Transparente Vergütung
Andreas Wagener, Rechtsanwalt und stellvertretender Hauptgeschäftsführer der DKG, stellte heraus, dass im Rahmen einer Kooperation neben einer Vorteilsgewährung immer auch eine unlautere Bevorzugung vorliegen müsse, damit eine Unrechtsvereinbarung und damit eine strafbare Handlung vorliege. Um festzustellen, ob es sich um eine Unrechtsvereinbarung handelt, wird dabei häufig als ein Kriterium das der angemessenen Vergütung herangezogen. Denn gerade hier komme es häufig zum Verdacht einer unlauteren Bevorzugung in Form einer verdeckten Zuweiserprämie, erklärte Wagener. „In jedem Fall sollte die Bestimmung der Vergütung für eine erbrachte Leistung transparent und für Außenstehende nachvollziehbar erfolgen“, betonte er. Bei der Höhe der Vergütung sollten sich Kliniken daher an den Gebührenordnungen, Fallpauschalen oder dem Gehalt der angestellten Krankenhausärzte orientieren, so Wagener.
Kooperationen klar dokumentieren und entsprechend leben
Auch der Staatsanwalt Robert Kinzler aus München hob hervor, dass Transparenz und eine saubere, vollständige Dokumentation zentral dafür seien, einen Anfangsverdacht gar nicht erst aufkommen zu lassen: „Alle Absprachen oder Vertragsänderungen sollten schriftlich fixiert werden.“ Zudem empfahl Kinzler, bestehende Verträge den zuständigen Landesärztekammern vorzulegen.

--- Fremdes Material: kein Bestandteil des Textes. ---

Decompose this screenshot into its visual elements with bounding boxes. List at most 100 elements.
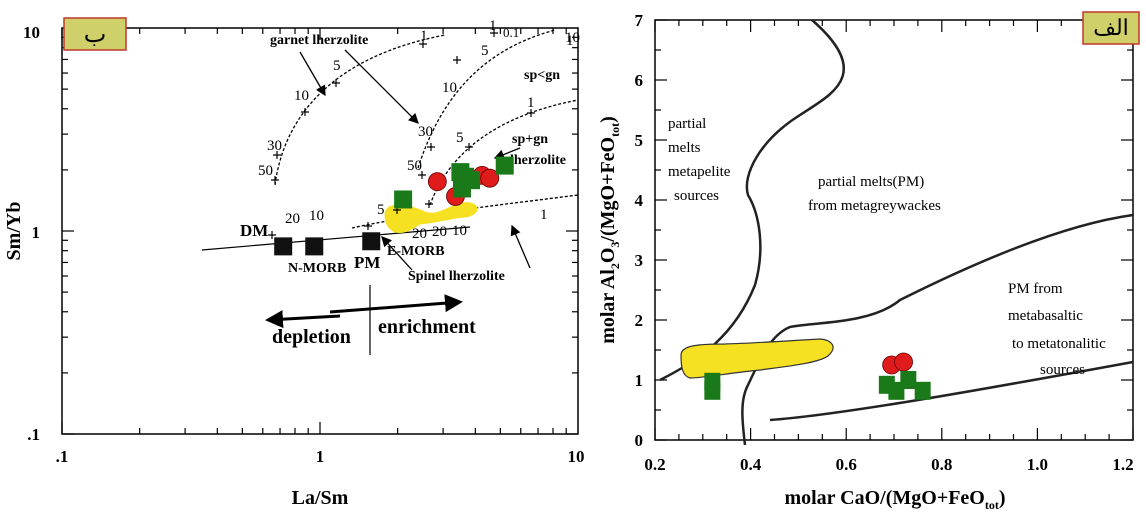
left-xtick-label: .1 bbox=[56, 447, 69, 466]
right-x-title-end: ) bbox=[999, 487, 1006, 509]
enrichment-label: enrichment bbox=[378, 316, 476, 338]
field-label: from metagreywackes bbox=[808, 198, 941, 214]
curve-label: 10 bbox=[294, 88, 309, 104]
right-chart: الف 0.2 0.4 0.6 0.8 1.0 1.2 0 1 2 3 4 5 6 7 molar CaO… bbox=[597, 11, 1140, 512]
n-morb-label: N-MORB bbox=[288, 261, 346, 276]
right-ytick-label: 1 bbox=[635, 371, 644, 390]
arrow bbox=[493, 147, 521, 160]
curve-label: 10 bbox=[565, 30, 580, 46]
data-point-square bbox=[456, 167, 475, 186]
field-label: melts bbox=[668, 140, 701, 156]
e-morb-label: E-MORB bbox=[387, 244, 445, 259]
data-point-square bbox=[495, 156, 514, 175]
mantle-array-line bbox=[201, 226, 471, 251]
right-panel-label: الف bbox=[1093, 15, 1129, 40]
curve-label: 10 bbox=[442, 80, 457, 96]
right-xtick-label: 1.2 bbox=[1112, 455, 1133, 474]
field-label: sources bbox=[1040, 362, 1085, 378]
right-field-labels: partial melts metapelite sources partial… bbox=[668, 116, 1106, 378]
left-xtick-label: 10 bbox=[568, 447, 585, 466]
curve-label: 30 bbox=[267, 138, 282, 154]
spinel-lherzolite-label: Spinel lherzolite bbox=[408, 269, 505, 284]
curve-label: 20 bbox=[285, 211, 300, 227]
curve-label: 10 bbox=[452, 223, 467, 239]
curve-ticks bbox=[268, 29, 535, 239]
curve-label: 50 bbox=[258, 163, 273, 179]
data-point-circle bbox=[427, 172, 447, 192]
right-ytick-label: 3 bbox=[635, 251, 644, 270]
left-ytick-label: .1 bbox=[27, 425, 40, 444]
field-label: PM from bbox=[1008, 281, 1063, 297]
right-ytick-label: 7 bbox=[635, 11, 644, 30]
curve-label: 50 bbox=[407, 158, 422, 174]
left-annotations: garnet lherzolite sp<gn sp+gn lherzolite… bbox=[240, 33, 566, 348]
left-y-axis-title: Sm/Yb bbox=[3, 202, 25, 261]
field-label: to metatonalitic bbox=[1012, 336, 1106, 352]
curve-labels: 1 5 10 30 50 0.1 1 5 10 30 50 1 5 10 20 … bbox=[258, 18, 580, 242]
sp-lt-gn-label: sp<gn bbox=[524, 68, 560, 83]
dm-label: DM bbox=[240, 221, 268, 240]
curve-label: 5 bbox=[481, 43, 489, 59]
right-y-title-part: tot bbox=[608, 123, 622, 137]
left-ytick-label: 10 bbox=[23, 23, 40, 42]
right-x-title-sub: tot bbox=[985, 498, 999, 512]
right-y-title-part: molar Al bbox=[597, 269, 619, 344]
left-panel-label-box bbox=[63, 17, 127, 51]
yellow-field bbox=[680, 338, 834, 379]
data-point-square bbox=[305, 237, 324, 256]
data-point-square bbox=[914, 381, 931, 400]
field-boundaries bbox=[659, 19, 1134, 446]
right-xtick-label: 0.4 bbox=[740, 455, 762, 474]
sp-lt-gn-curve bbox=[417, 29, 556, 169]
depletion-label: depletion bbox=[272, 326, 351, 348]
data-point-square bbox=[274, 237, 293, 256]
curve-label: 10 bbox=[309, 208, 324, 224]
right-xtick-label: 1.0 bbox=[1027, 455, 1048, 474]
right-ytick-label: 5 bbox=[635, 131, 644, 150]
data-point-square bbox=[394, 190, 413, 209]
left-data-points bbox=[274, 156, 514, 256]
curve-label: 20 bbox=[432, 224, 447, 240]
garnet-lherzolite-curve bbox=[274, 34, 446, 186]
curve-label: 20 bbox=[412, 226, 427, 242]
right-panel-label-box bbox=[1082, 11, 1140, 45]
right-y-axis-title: molar Al2O3/(MgO+FeOtot) bbox=[597, 116, 622, 344]
garnet-lherzolite-label: garnet lherzolite bbox=[270, 33, 368, 48]
left-x-axis-title: La/Sm bbox=[292, 487, 349, 509]
left-xtick-label: 1 bbox=[316, 447, 325, 466]
field-label: metabasaltic bbox=[1008, 308, 1083, 324]
left-plot-frame bbox=[61, 27, 579, 435]
curve-label: 1 bbox=[540, 207, 548, 223]
pm-label: PM bbox=[354, 253, 380, 272]
yellow-field bbox=[384, 202, 478, 233]
right-ytick-label: 2 bbox=[635, 311, 644, 330]
curve-label: 5 bbox=[456, 130, 464, 146]
metapelite-boundary bbox=[659, 19, 846, 382]
right-xtick-label: 0.8 bbox=[931, 455, 952, 474]
right-x-title-main: molar CaO/(MgO+FeO bbox=[784, 487, 984, 509]
right-ytick-label: 6 bbox=[635, 71, 644, 90]
curve-label: 30 bbox=[418, 124, 433, 140]
left-ytick-label: 1 bbox=[32, 223, 41, 242]
left-panel-label: ب bbox=[84, 22, 107, 48]
right-tick-marks bbox=[654, 19, 1134, 441]
metagreywacke-boundary bbox=[741, 213, 1134, 446]
field-label: partial melts(PM) bbox=[818, 174, 924, 190]
arrow bbox=[299, 51, 326, 97]
right-tick-labels: 0.2 0.4 0.6 0.8 1.0 1.2 0 1 2 3 4 5 6 7 bbox=[635, 11, 1134, 474]
right-y-title-part: 3 bbox=[608, 242, 622, 248]
curve-label: 1 bbox=[566, 33, 574, 49]
curve-label: 1 bbox=[489, 18, 497, 34]
arrow bbox=[381, 236, 413, 271]
right-ytick-label: 4 bbox=[635, 191, 644, 210]
right-x-axis-title: molar CaO/(MgO+FeOtot) bbox=[784, 487, 1005, 512]
field-label: partial bbox=[668, 116, 706, 132]
field-label: metapelite bbox=[668, 164, 731, 180]
curve-label: 0.1 bbox=[503, 25, 519, 40]
arrow bbox=[344, 49, 419, 124]
left-tick-marks bbox=[61, 28, 578, 435]
curve-label: 5 bbox=[333, 58, 341, 74]
data-point-square bbox=[900, 371, 917, 389]
curve-label: 1 bbox=[420, 28, 428, 44]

Aber: Nicht nur die Verträge allein spielten eine Rolle, sondern auch, wie Kooperationen tatsächlich gelebt würden, sagte der Kölner Rechtsanwalt Prof. Dr. Michael Tsambikakis. Er empfahl den Kliniken eine „schonungslose Risikoanalyse“ und eine aktive Korruptionsprävention. Dafür sei insbesondere eine genaue Kenntnis des eigenen Hauses und sämtlicher Kooperationsverträge, gerade auch älterer, seit langem bestehender Verträge, notwendig, um Risiken zu erkennen und abstellen zu können.